On the 10th day at 11:40 a.m., the jury was sent to deliberate the fair-haired defendant’s fate. It did not take long for the jury to return a verdict. Hockenberry sat calmly as the verdict of “guilty of 1st degree murder” was read.

After denying a motion for a new trial on Sept. 10, 1869, Judge Lawrence McGuffin proclaimed the sentence to an emotionless Hockenberry that “you will hang by the neck until dead, and may God have mercy on your soul.”

During his imprisonment and especially after his sentence, several clergy members from Butler visited him, prayed with him and instructed him in the way of a Christian life. On Nov. 23, he asked to be baptized by the Rev. Fritiz assisted by the Rev. John Gailey and the Rev. W.D. Stevens.

The clergymen claimed Hockenberry expressed remorse for taking his cousin’s life. On Sunday Dec. 5, two days before his hanging, a religious service was held in the jail at 3 p.m. and Hockenberry received his first and last Holy Communion.

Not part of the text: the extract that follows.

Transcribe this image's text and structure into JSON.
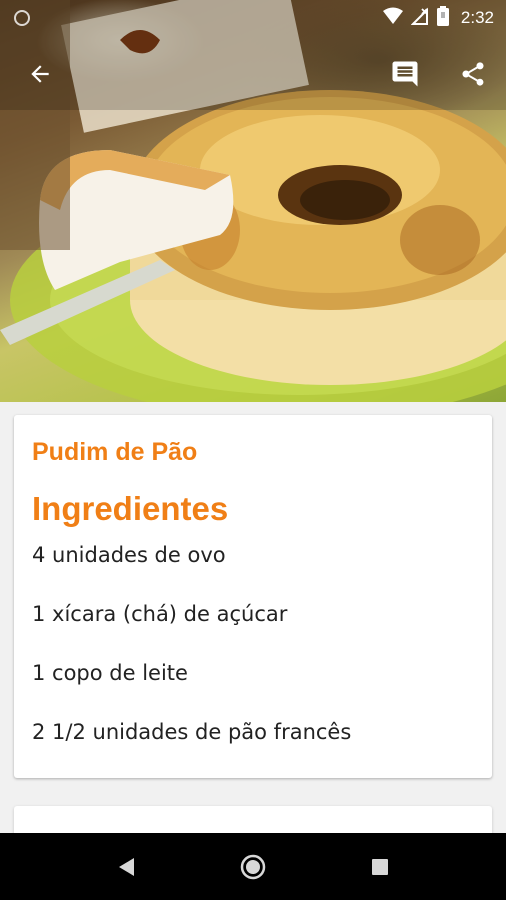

The hangman made one last adjustment to the noose around the neck of the black-hooded Hockenberry as he stood between time and eternity. The executioner then pulled the lever to release the floor under the 21-year-old’s feet. The floor fell away, and Hockenberry’s body abruptly dropped through the opening.

After 20 minutes, he was cut down, and his corpse was placed inside a pine coffin that lay next to the scaffold. Hockenberry’s guardian, James Wilson, took charge of the body.

He loaded the coffin into a horse-drawn wagon and drove to United Presbyterian Church of Prospect, where he had purchased a burial plot. But just as they were about to lower the body into the grave, a group of church officials arrived and stopped them from burying a murderer in their cemetery.

According to the Dec. 15, 1869, Butler Democratic Herald, burial also was denied at Emmanuel Lutheran Church Cemetery in Prospect.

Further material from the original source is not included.